Restaurante Mesa Um, Ourém

Por vezes damos com estas belas surpresas, um prato que nos encanta e deixa uma memória perene, a simpatia de um anfitrião que gosta visivelmente do que faz. Ourém, será talvez mais conhecida por ser a sede do concelho onde se localiza Fátima. Já aqui falei do apagamento imerecido da Vila Velha. Hoje falarei de um bem composto restaurante que descobrimos na cidade - o Mesa Um.

Localizado no Mercado Municipal da cidade, o restaurante situa-se no piso superior (ao nível da rua de acesso) de um complexo recente, mais parecendo um edifício autónomo, pousado numa muito comum paisagem de arranjos urbanísticos contemporâneos potencializada pelos volumosos fundos estruturais europeus.

O interior, de linhas sóbrias, assépticas, quase anónimas não fossem as fotografias de grande formato alusivas à cidade e ao concelho colocadas numa das paredes, parece querer convencer-nos estarmos perante mais um anónimo restaurante.

Puro engano. No Mesa Um mora uma cozinha sábia que soube beber do saber do seu responsável, António Martins, aprendido em anos de prática lisboeta.


Idos à boleia do Festival de Gastronomia, aproveitámos a oferta do menú dedicado ao mesmo:

     - Morcela de arroz com migas de grelos, ovos e broa;
     - Carneiro guisado;
     - Gelado de framboesa com nozes, amêndoas e compota;

A este, acrescentámos o Polvo à Lagareiro, velha paixão e, do meu ponto de vista, um bom prato para dividir águas entre o usual e o talentoso cozinheiro.


As migas - versão evoluída das tradicionais couves com feijão - couve nabiça com broa de milho e ovos, constituindo uma combinação brilhante, acompanharam com satisfação a óptima morcela de arroz. melosa, a derreter-se na boca. Na ausência de pormenores da sua confecção ("segredo!" anuncia-nos a simpática anfitriã Teresa) apenas posso conjecturar a presença de cominhos, hortelã, cravinho e salsa - como é da tradição...- a acompanhar o arroz e os pedaços e sangue de porco. Belíssimo.

Será contestável, face ao levantamento que Ana Saraiva Neves consubstanciou no seu livro "O que há, está na mesa!" (edição da C.M.Ourém) afirmar este prato como "tradicional", sendo mais uma adaptação contemporânea da memória da região. O que é incontestável é o prazer que provoca.

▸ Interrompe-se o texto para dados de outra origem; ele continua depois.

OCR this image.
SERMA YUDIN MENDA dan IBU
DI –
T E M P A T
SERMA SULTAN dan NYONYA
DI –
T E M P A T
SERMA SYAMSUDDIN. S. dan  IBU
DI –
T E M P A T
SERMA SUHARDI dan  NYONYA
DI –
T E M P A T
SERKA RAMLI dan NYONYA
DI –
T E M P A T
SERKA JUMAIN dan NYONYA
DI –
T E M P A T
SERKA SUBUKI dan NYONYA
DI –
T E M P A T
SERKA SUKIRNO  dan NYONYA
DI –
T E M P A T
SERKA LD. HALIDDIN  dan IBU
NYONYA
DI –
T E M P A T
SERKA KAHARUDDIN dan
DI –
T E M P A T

O carneiro foi outra agradável surpresa. Muito bem preparado, limpo de gorduras espúrias que tão mal deixa quem o limpa com desmazelo, este surgiu no ponto, tenríssimo.

À falta de mais informações, repito a receita contida na obra atrás citada:

 "(...) Mesmo sujeita a pequenas alterações, a confecção segue as seguintes etapas: A carne é cortada em pequenos pedaços  e envolvida nos temperos [alho, azeite, colorau. louro, pimenta, sal, vinho e salsa], ficando a absorvê-los até ao dia seguinte. No acto de cozinhar, é derramado azeite num tacho e adicionada cebola em rodelas deixando-a alourar. Em seguida, verte-se a carne e os temperos em que esteve a marinar e guisa-se em lume brando. (...)"

Como se vê tudo simples. O truque está nos pormenores de preparação da peça.


Já o polvo - por estas paragens aterrado por via da mestria com que o cozinheiro o prepara - vale a visita. Que ponto de cozedura! Que saborosíssima textura! Cinco estrelas em cinco, sem sombra de dúvida. Bem que perguntei o modo, curioso de o compara com outros modos, revelados sem manias noutros bons poisos, mas debalde... Quem quiser compartilhar dos seus saberes... comente por favor!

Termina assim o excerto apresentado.